Similar to Peter O’Mahony’s reaction to the instantaneous end of Jamie Heaslip’s tenure before the England match in 2017, the Munster captain stormed into the fray with enough accuracy to temporarily put the Doris era on ice.

Stander, returned to the base of the scrum, producing what have arguably been his two best performances in a green jersey, doing a decent impersonation of former Springbok tearaway Heinrich Brussow when clamping on isolated Scots and Welsh runners for five clean turnovers, two of which against Scotland proving at least as valuable as any of Johnny Sexton’s 19 points.

“If someone gets selected into the pool of your backrow then you go ‘okay, there’s someone new now’ it probably subconsciously kick-started something,” said Stander, whose six passes against Wales brought a different dimension to his normally bullish approach. “Like, I know I needed to play my best, we all know we needed to do that.”

Turns out nothing motivates a veteran Munster flanker more than the arrival of a prodigious Leinster schoolboy, hyped-up ever since standing out physically at 15 against 18-year-olds. Heaslip recently branded Doris “one of the best backrows in the country” so how else were O’Mahony and Stander going to respond to such a clear and present threat to their careers?
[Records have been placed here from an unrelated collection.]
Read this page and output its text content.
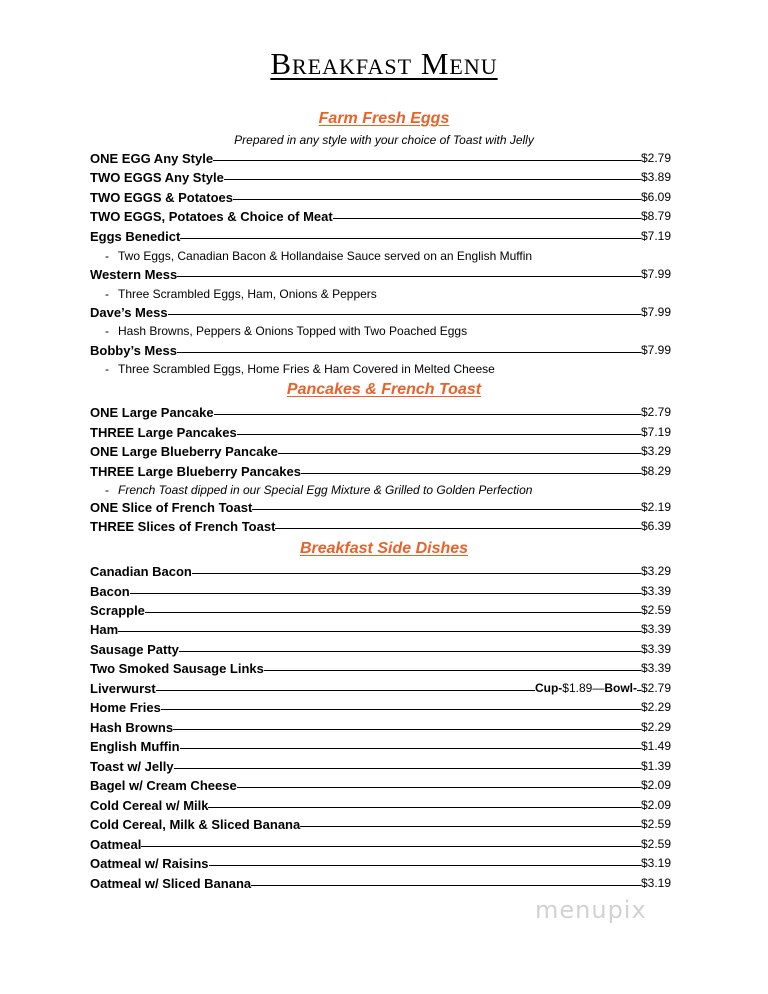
Breakfast Menu
Farm Fresh Eggs
Prepared in any style with your choice of Toast with Jelly
ONE EGG Any Style	$2.79
TWO EGGS Any Style	$3.89
TWO EGGS & Potatoes	$6.09
TWO EGGS, Potatoes & Choice of Meat	$8.79
Eggs Benedict	$7.19
- Two Eggs, Canadian Bacon & Hollandaise Sauce served on an English Muffin
Western Mess	$7.99
- Three Scrambled Eggs, Ham, Onions & Peppers
Dave’s Mess	$7.99
- Hash Browns, Peppers & Onions Topped with Two Poached Eggs
Bobby’s Mess	$7.99
- Three Scrambled Eggs, Home Fries & Ham Covered in Melted Cheese
Pancakes & French Toast
ONE Large Pancake	$2.79
THREE Large Pancakes	$7.19
ONE Large Blueberry Pancake	$3.29
THREE Large Blueberry Pancakes	$8.29
- French Toast dipped in our Special Egg Mixture & Grilled to Golden Perfection
ONE Slice of French Toast	$2.19
THREE Slices of French Toast	$6.39
Breakfast Side Dishes
Canadian Bacon	$3.29
Bacon	$3.39
Scrapple	$2.59
Ham	$3.39
Sausage Patty	$3.39
Two Smoked Sausage Links	$3.39
Liverwurst	Cup-$1.89—Bowl- $2.79
Home Fries	$2.29
Hash Browns	$2.29
English Muffin	$1.49
Toast w/ Jelly	$1.39
Bagel w/ Cream Cheese	$2.09
Cold Cereal w/ Milk	$2.09
Cold Cereal, Milk & Sliced Banana	$2.59
Oatmeal	$2.59
Oatmeal w/ Raisins	$3.19
Oatmeal w/ Sliced Banana	$3.19
menupix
O’Mahony has long been criticised for lacking the numbers of other top tier flankers but 10 tackles off the bench against Scotland and 12 against Wales dovetail nicely with his other (largely unseen) work like the latch that allowed Tadhg Furlong plough over for a try.

However, O’Mahony, for all that lineout and breakdown expertise, offers very little ball carrying threat in comparison to Doris.

Really, he is not supposed to be here but his aggressive, stubborn nature has been evident ever since his man of the match display in victory over England three years ago.

Mobile heavies

Speaking of man of the matches, the mobile heavies have been kings of the Six Nations: Stander has two, so does Alldritt with Underhill and Justin Tipuric keeping the champagne among rugby's super athletes.

At openside, Underhill is now the gold standard but Josh van der Flier has been performing to an international standard since showing well on debut at Twickenham four years ago.

And still, the whispers continue. Dan Leavy’s sublime performances en route to the 2018 Grand Slam cannot be denied. Nor can the potential phenomenon that is Scott Penny.

But, with Leavy inching back from a horrendous injury and Penny starting for Leinster in the Pro 14 this weekend, Van der Flier has repeatedly earned the seven jersey. He made the defensive play that ended the Scotland game. He scored off the maul against Wales and laid the platform for Andrew Conway’s bonus point try with a vital carry over the gainline. His unending engine has produced 27 tackles over two matches.

How he compares to Underhill may prove the decisive battle. The Bath flanker had the better of him during their European skirmish at The Rec last season and Ben Earl’s arrival for Underhill, as Munster will have noted this season, can bring a similar threat in all departments.

That’s why Doris must hit the ground running when relieving the most shattered body from O’Mahony, Stander and Van der Flier.

Ideally, the game is still on the line.